Showing posts with label graduation. Show all posts
Showing posts with label graduation. Show all posts

Saturday, December 29, 2007

I just spent the afternoon feeling sorry for myself, drowning my sorrows in Mountain Dew, M&Ms and my Simon and Garfunkel DVDs. Why? I don't know. It's cloudy and cold outside, and it just felt like the day to do it. But no more--I will pick myself up by my bootstraps and give myself a swift kick in the right direction. By this time tomorrow I'm going to be worknig 9-5... for myself. If I don't have a paying job, I still need structure so that when I do, the transition isn't as shocking.

anywhoo... I promise within in six months time you'll be able to come up to me and ask me "What have you been up to?" and I'll be able to hand you the manuscripts for 2novels, a dozen short stories, a musical, a play, television AND movie scripts, and maybe even a song or two, if I get ambitious. I'm going to make someone out there hold me to this goal. I don't know what's more exciting... thinking that I'll make it as a writer or just setting a reasonable goal for myself. Who cares if I don't have any money... I'll have my dreams. And:

No one lets their dreams be taken lightly
They hold them tightly
Warm against cold


True, Paul. Very true. Maybe I'll be even more motivated when my diploma comes in the mail... only three more weeks to wait.

Tuesday, December 11, 2007

FINALS ARE OVER! It's strange to have my finals over on a Tuesday, but it's all offical. I am done with finals not just for the semester, but for my whole undergraduate career. Now I have to go find a job... well, I have two at the moment, but it's not long term. I need a CAREER kind of job. I don't know where to begin to look. I'm not sure I'm up for that now... maybe after the holidays I'll put my energy into it, but not right now. I'm working on story drafts and those need to get some attention now that I have some free time. If I want to be a writer, I should probably treat the drafts like my babies and coddle them for awhile. Bad metaphor... cheap shot. I need to quit that.

Whatever. I'm still stuck in Muncie for the next six months, so drop me a line sometime.

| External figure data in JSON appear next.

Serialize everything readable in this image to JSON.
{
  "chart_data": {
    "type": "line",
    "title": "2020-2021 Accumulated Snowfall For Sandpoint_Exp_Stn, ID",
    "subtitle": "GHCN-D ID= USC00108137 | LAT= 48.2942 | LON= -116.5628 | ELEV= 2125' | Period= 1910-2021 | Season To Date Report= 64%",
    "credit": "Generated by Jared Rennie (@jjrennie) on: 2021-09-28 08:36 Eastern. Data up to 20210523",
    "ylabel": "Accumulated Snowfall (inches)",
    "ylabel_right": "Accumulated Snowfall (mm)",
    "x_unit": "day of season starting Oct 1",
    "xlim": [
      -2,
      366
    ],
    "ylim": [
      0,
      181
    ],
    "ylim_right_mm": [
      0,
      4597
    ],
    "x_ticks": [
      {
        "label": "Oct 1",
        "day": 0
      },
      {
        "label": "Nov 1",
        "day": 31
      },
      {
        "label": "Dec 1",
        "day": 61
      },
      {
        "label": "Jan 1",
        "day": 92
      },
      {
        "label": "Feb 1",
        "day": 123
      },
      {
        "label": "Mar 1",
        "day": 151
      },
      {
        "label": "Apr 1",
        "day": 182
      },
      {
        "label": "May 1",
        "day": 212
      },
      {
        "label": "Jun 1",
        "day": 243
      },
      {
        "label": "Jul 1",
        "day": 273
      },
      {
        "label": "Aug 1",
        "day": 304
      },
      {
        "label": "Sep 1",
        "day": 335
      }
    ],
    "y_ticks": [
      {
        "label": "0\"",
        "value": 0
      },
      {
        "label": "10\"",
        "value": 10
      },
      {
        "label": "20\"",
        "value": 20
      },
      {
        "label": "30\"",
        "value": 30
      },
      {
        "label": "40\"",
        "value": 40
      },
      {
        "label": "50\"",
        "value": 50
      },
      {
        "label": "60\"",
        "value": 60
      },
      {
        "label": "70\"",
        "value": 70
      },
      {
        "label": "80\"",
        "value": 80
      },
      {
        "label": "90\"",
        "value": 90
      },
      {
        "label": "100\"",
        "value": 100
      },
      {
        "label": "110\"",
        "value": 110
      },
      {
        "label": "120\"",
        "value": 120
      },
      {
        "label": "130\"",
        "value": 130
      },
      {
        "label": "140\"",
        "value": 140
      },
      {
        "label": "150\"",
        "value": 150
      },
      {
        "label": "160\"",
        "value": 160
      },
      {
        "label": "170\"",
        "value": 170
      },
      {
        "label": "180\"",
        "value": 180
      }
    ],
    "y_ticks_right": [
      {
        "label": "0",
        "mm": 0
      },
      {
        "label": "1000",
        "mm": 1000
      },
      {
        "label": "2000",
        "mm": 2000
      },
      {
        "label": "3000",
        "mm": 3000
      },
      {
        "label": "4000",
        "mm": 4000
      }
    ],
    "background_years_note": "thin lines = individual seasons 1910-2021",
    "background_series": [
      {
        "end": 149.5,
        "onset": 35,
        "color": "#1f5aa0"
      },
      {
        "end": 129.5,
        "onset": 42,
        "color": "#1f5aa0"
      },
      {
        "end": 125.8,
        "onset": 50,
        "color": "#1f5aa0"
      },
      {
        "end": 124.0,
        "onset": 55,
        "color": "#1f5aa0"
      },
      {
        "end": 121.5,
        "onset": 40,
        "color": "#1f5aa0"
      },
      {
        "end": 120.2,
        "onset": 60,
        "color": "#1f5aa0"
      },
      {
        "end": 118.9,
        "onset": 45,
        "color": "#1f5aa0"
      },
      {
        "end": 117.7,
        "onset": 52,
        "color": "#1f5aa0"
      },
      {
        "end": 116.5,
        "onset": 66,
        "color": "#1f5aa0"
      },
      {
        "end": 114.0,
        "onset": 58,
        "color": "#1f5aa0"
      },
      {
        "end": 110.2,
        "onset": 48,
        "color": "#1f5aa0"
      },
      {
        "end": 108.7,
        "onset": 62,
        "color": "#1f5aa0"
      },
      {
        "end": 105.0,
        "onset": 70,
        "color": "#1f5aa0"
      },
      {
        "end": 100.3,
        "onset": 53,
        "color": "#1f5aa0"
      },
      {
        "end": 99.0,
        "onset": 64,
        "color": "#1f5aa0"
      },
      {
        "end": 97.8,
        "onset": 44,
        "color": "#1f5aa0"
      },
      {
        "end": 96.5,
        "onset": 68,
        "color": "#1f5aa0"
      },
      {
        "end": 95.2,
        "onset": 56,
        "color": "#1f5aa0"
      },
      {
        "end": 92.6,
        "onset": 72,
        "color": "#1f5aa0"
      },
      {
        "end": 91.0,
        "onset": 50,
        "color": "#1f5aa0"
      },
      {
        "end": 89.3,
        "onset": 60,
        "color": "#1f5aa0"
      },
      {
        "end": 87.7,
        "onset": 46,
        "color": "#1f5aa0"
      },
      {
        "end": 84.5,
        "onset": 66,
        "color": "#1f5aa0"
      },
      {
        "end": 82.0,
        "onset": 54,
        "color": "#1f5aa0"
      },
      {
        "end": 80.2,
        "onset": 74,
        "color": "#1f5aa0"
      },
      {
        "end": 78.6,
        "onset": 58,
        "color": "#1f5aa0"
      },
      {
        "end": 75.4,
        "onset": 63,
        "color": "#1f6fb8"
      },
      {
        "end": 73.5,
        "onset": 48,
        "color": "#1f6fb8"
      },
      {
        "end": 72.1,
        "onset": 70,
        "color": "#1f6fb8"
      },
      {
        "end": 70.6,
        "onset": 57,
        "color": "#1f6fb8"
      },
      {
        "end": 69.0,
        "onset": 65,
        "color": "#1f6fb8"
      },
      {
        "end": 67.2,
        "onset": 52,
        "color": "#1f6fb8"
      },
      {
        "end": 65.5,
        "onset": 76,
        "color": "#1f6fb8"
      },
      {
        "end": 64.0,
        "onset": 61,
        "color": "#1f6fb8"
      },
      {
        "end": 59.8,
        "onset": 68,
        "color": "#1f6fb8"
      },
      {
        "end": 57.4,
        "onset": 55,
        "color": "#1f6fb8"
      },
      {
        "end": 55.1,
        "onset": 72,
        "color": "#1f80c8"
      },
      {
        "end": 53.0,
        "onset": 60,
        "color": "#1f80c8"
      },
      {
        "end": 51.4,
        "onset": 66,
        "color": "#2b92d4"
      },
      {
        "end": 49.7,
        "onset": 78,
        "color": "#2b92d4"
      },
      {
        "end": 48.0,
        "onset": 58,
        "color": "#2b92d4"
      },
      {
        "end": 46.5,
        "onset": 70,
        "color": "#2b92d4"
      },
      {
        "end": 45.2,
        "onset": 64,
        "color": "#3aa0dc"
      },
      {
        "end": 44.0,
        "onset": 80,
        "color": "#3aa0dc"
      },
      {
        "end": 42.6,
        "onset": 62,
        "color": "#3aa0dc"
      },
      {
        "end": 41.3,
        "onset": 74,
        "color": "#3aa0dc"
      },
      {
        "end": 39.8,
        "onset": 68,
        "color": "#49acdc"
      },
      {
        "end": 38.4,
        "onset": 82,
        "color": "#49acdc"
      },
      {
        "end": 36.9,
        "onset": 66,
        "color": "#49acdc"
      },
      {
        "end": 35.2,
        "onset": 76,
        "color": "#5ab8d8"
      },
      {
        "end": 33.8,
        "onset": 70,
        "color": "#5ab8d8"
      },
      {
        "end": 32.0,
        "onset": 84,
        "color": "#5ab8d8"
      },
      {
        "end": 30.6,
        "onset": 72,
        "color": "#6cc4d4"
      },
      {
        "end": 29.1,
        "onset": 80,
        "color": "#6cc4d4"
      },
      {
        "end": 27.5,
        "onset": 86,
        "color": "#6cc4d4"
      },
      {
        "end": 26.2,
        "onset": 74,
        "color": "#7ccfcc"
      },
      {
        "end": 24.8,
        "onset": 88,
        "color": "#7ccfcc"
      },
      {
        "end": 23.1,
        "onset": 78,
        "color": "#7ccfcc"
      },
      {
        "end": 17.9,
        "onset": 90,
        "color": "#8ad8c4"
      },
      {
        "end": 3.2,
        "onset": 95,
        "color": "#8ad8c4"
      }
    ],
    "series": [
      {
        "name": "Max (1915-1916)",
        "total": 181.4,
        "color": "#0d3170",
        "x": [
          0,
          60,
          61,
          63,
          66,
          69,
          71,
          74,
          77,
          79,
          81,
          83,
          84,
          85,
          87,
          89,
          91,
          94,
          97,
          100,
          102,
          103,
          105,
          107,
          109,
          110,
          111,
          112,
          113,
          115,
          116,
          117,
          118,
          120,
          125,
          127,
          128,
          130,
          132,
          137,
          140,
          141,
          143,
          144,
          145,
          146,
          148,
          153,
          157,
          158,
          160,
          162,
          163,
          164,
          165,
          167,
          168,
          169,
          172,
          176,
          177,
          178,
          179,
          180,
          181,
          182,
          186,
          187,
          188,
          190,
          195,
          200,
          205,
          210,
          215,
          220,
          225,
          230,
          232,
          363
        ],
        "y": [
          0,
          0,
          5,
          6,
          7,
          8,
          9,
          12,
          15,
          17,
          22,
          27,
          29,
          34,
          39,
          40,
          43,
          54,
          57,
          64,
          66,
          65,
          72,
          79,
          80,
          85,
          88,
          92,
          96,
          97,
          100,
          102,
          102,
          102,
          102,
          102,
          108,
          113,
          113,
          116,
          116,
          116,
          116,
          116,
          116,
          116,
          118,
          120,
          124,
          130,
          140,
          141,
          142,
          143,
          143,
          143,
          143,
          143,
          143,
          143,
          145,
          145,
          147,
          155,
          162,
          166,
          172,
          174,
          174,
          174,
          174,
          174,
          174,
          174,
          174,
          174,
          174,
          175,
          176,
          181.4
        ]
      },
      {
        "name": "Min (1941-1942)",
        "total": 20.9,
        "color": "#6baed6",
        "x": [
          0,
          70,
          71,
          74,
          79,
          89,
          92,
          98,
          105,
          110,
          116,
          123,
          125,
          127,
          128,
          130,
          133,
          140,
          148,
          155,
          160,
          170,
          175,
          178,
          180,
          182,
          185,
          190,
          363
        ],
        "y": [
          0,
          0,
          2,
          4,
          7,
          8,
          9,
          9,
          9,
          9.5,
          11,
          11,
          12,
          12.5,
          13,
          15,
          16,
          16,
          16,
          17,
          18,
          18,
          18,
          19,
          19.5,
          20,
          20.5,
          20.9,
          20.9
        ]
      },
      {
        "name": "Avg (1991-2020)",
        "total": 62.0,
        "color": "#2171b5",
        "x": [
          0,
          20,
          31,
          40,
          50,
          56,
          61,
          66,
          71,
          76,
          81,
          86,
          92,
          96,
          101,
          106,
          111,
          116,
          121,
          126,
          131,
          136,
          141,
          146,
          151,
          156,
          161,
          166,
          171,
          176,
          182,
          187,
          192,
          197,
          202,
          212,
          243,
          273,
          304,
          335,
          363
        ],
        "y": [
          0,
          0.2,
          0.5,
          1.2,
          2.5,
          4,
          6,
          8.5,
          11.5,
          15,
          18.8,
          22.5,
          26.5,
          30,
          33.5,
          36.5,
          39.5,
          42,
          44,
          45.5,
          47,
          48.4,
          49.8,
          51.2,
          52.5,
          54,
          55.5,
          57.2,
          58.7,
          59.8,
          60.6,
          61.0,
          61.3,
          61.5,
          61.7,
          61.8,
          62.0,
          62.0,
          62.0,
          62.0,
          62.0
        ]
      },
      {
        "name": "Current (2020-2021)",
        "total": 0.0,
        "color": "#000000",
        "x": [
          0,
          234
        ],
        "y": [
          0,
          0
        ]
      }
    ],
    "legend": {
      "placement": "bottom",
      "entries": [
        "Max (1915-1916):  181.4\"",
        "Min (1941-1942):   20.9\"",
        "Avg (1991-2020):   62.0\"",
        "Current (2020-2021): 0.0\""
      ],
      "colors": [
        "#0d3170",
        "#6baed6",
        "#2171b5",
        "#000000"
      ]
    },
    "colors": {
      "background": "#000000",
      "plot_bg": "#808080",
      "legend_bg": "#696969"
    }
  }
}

Thursday, October 25, 2007

I have only 6 weeks left until I graduate. I applied for a job that, if I get, will start right away. I don't know how that's going to fare on my projects, but... we'll see how things go.

I'm promising a completely random blog entry today...

Ever heard "Shake It" by Metro Station? Only the GREATEST SONG EVER (for the moment). I listened to it about twelve times before my scriptwriting class today. Then, at least two more times after class, then got sick of it, so I switched back to listening to the Monkees.

I have an awesome idea for nanowrimo this year... it's a story I thought of (according to the date I wrote in the top right corner of the page) in high school. I didn't know I had good ideas then... who knew? But, it's gonna be great. It'll be the breakout novel of... whatever year I actually finish it.

I'm impatiently waiting for my rare book to come in the mail. It's not too rare (1992 1st edition) but... still. I got for a fraction of the price of any other copies listed anywhere on the internet.... am I rambling? Anyway, it's the Japanese language through John Lennon's eyes. The Book is titled Ai or something like that (Japanese for "yes" if I've done my homework properly). Too bad there was only ever one edition of it.

I also ordered (though I will be unemployed in 6 weeks) Anderson Cooper's memiors. With shipping, I got a like new hardback edition for under $5. I think it'll be worth the money. I don't read many memiors (I should) and reading his will just bring me back to the days when I thought I could be a journalist... boy, seems like a long time since I thought about that.

Oh well... I SHOULD be thinking about my homework and how the hell I'm going to get it all done this weekend... even without any distractions.

Thursday, October 18, 2007

Just for starters, this is the funniest video I've found recently...



Funny, right?

So, I bought my cap and gown today... first off, ugly. But second: SCARY! What am I going to do with the rest of my life now that everyone thinks I'm actually capable of making decisions on my own? What? Are you CRAZY?? Nope, I don't wanna grow up. Unless it means a five bedroom house, husband yummy enough to model, and an unrestricted (and successful) writing career. Short of that, I'm going to continue to live inside my head... it's really pretty there.